Uma das maiores mágoas que a gente tem com a Ford é a ausência dos Escort de tração traseira no Brasil. O sucesso do Chevrolet Chevette não nos deixa dúvidas: o Escort Mk1, lançado na Europa em 1968 e fabricado até 1975, poderia ter sido o Chevette da Ford, e se tornado tão popular entre os entusiastas quanto compacto de origem Opel.
É só ver a quantidade de project cars feitos com base no Escort Mk1 na Europa, e em especial no Reino Unido, onde a Ford tem um grande número de admiradores muito dedicados. Quer ver só? Saca este projeto aqui
Não dá para perceber logo de cara, mas com uma olhada mais minuciosa nota-se que se trata de uma carroceria de fibra de vidro – uma “bolha”, se quiser dizer assim. Mas é uma bolha muito bem acabada, que não faria feio em uma réplica de visual mais civil.
A carroceria é fornecida por uma empresa chamada Old Ford Autos, que vende carrocerias de fibra de vidro para os Escort Mk1 e Mk2. Os painéis de porta têm estrutura interna e podem receber até mesmo vidros elétricos, enquanto os para-lamas podem ter o visual original ou ser alargados como nos Escort que competiam em ralis. É uma boa forma de montar um “Escort” sem sacrificar um exemplar original, e também o tipo de coisa que gostaríamos de encontrar com mais facilidade por aqui – embora todos saibamos que os trâmites de montar uma carroceria de fibra sobre um chassi tubular e regularizar toda a sua documentação são bem mais trabalhosos no Brasil do que no Reino Unido.
Enfim, divagamos. Até porque este Escort Mk1 não é um carro de rua. Trata-se de um projeto até antigo, iniciado em 2012, mas a gente ainda não tinha topado com ele. Gostamos porque: 1) é um belo uso para uma carroceria de fibra de vidro e 2) o motor escolhido é um dos mais incríveis que poderiam ter sido usados.
O carro foi montado pelo inglês Lloyd Wright para participar de provas de time attack – sozinho na pista, volta cronometrada, pau nas cabritas, o que acaba gerando todo tipo de configuração interessante. No caso deste carro, a estrutura tubular foi montada sob a carroceria de fibra de vidro para garantir um peso de ridículos 700 kg. E Lloyd ainda colocou o painel de instrumentos original do carro e até revestimentos de porta, que dão um contraste bacana com as travessas da estrutura tubular expostas do lado de dentro do Escort.

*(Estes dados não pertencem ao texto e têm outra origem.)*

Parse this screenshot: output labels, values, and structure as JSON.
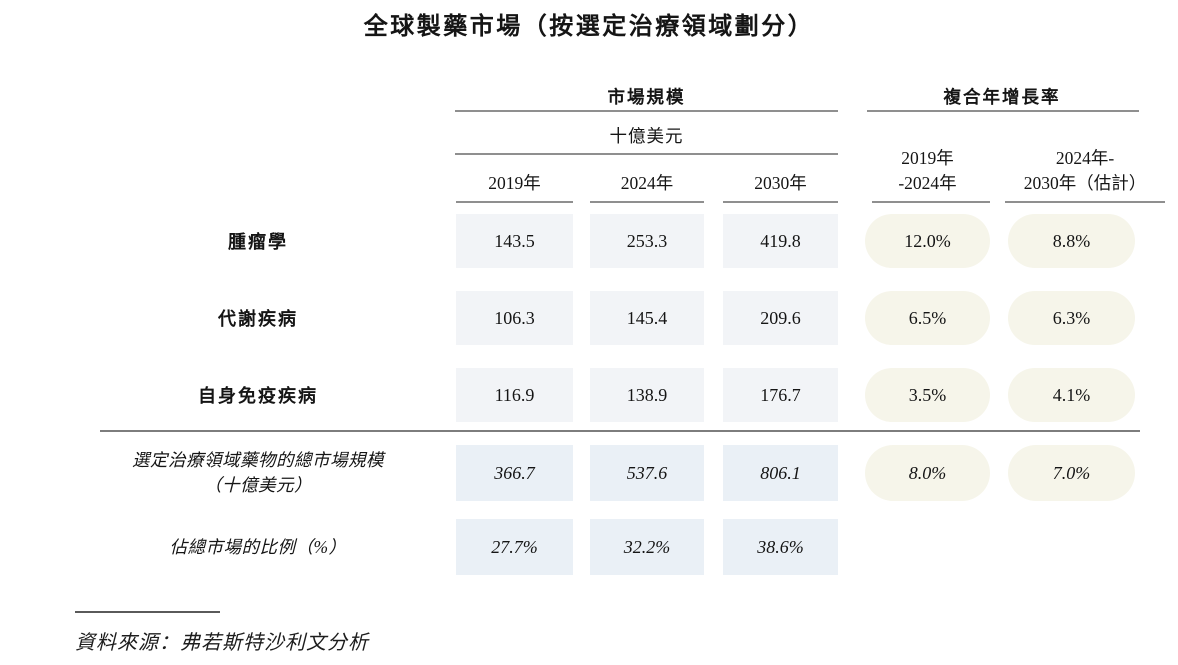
{
  "title": "全球製藥市場（按選定治療領域劃分）",
  "header": {
    "market_size_label": "市場規模",
    "unit_label": "十億美元",
    "cagr_label": "複合年增長率",
    "year_columns": [
      "2019年",
      "2024年",
      "2030年"
    ],
    "cagr_columns": [
      {
        "line1": "2019年",
        "line2": "-2024年"
      },
      {
        "line1": "2024年-",
        "line2": "2030年（估計）"
      }
    ]
  },
  "rows": [
    {
      "label": "腫瘤學",
      "values": [
        "143.5",
        "253.3",
        "419.8"
      ],
      "cagr": [
        "12.0%",
        "8.8%"
      ]
    },
    {
      "label": "代謝疾病",
      "values": [
        "106.3",
        "145.4",
        "209.6"
      ],
      "cagr": [
        "6.5%",
        "6.3%"
      ]
    },
    {
      "label": "自身免疫疾病",
      "values": [
        "116.9",
        "138.9",
        "176.7"
      ],
      "cagr": [
        "3.5%",
        "4.1%"
      ]
    }
  ],
  "summary_rows": [
    {
      "label_line1": "選定治療領域藥物的總市場規模",
      "label_line2": "（十億美元）",
      "values": [
        "366.7",
        "537.6",
        "806.1"
      ],
      "cagr": [
        "8.0%",
        "7.0%"
      ]
    },
    {
      "label_line1": "佔總市場的比例（%）",
      "label_line2": "",
      "values": [
        "27.7%",
        "32.2%",
        "38.6%"
      ],
      "cagr": []
    }
  ],
  "source": "資料來源：弗若斯特沙利文分析",
  "colors": {
    "value_cell_bg": "#f2f4f7",
    "summary_cell_bg": "#eaf0f6",
    "cagr_pill_bg": "#f6f5ea",
    "rule_gray": "#8f8f8f"
  },
  "chart_data": {
    "type": "table",
    "title": "全球製藥市場（按選定治療領域劃分）",
    "unit": "十億美元",
    "column_groups": [
      "市場規模",
      "複合年增長率"
    ],
    "columns": [
      "2019年",
      "2024年",
      "2030年",
      "2019年-2024年",
      "2024年-2030年（估計）"
    ],
    "rows": [
      {
        "label": "腫瘤學",
        "market_size": [
          143.5,
          253.3,
          419.8
        ],
        "cagr": [
          "12.0%",
          "8.8%"
        ]
      },
      {
        "label": "代謝疾病",
        "market_size": [
          106.3,
          145.4,
          209.6
        ],
        "cagr": [
          "6.5%",
          "6.3%"
        ]
      },
      {
        "label": "自身免疫疾病",
        "market_size": [
          116.9,
          138.9,
          176.7
        ],
        "cagr": [
          "3.5%",
          "4.1%"
        ]
      },
      {
        "label": "選定治療領域藥物的總市場規模（十億美元）",
        "market_size": [
          366.7,
          537.6,
          806.1
        ],
        "cagr": [
          "8.0%",
          "7.0%"
        ]
      },
      {
        "label": "佔總市場的比例（%）",
        "market_size": [
          "27.7%",
          "32.2%",
          "38.6%"
        ],
        "cagr": []
      }
    ],
    "source": "資料來源：弗若斯特沙利文分析"
  }
}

A montagem do carro ficou por conta da preparadora britânica SHP Engineering, que executou o projeto em conjunto com a Radical Performance Engines. A primeira cuidou de todo o serviço de pintura, montagem, finalização e acerto de suspensão/freios; a segunda, como você já deve ter deduzido, cuidou do motor.
O chamado RPE RP-V8 é composto por dois cabeçotes com comando duplo de Suzuki Hayabusa montados em um bloco projetado especialmente para a aplicação, separados por um ângulo de 72 graus. O virabrequim é plano, o que ajuda o motor a girar bem alto – coisa de 10.500 rpm –, e a alimentação fica por conta de um sistema de injeção eletrônica com corpos de borboleta individuais. O motor é oferecido com deslocamentos entre 2,6 litros e 3,2 litros. No caso do Escort de Lloyd, trata-se de um V8 de 2,8 litros capaz de entregar 460 cv e 34,5 mkgf de torque. Em um carro de 700 kg, é claro que o resultado é devastador.
O motor é moderado por uma transmissão sequencial de seis marchas Quaife 69G, acionada por alavancas atrás do volante. A suspensão traz braços triangulares sobrepostos nas quatro rodas, e os freios são a disco da Wilwood com pinças de seis pistões na dianteira.
É preciso garimpar um pouco, mas dá para encontrar vídeos de Lloyd acelerando seu “Escort” em circuitos como Snetterton e Oulton Park. No vídeo abaixo dá para ver como o setup do carro é agressivo: a carroceria praticamente não rola nas curvas e a traseira apresenta uma leve tendência a escorregar, freada pelo grip monstruoso (gerado, em parte, pelo downforce do kit aerodinâmico).
Mesmo que não seja um Escort de fato, sem dúvida é um projeto admirável.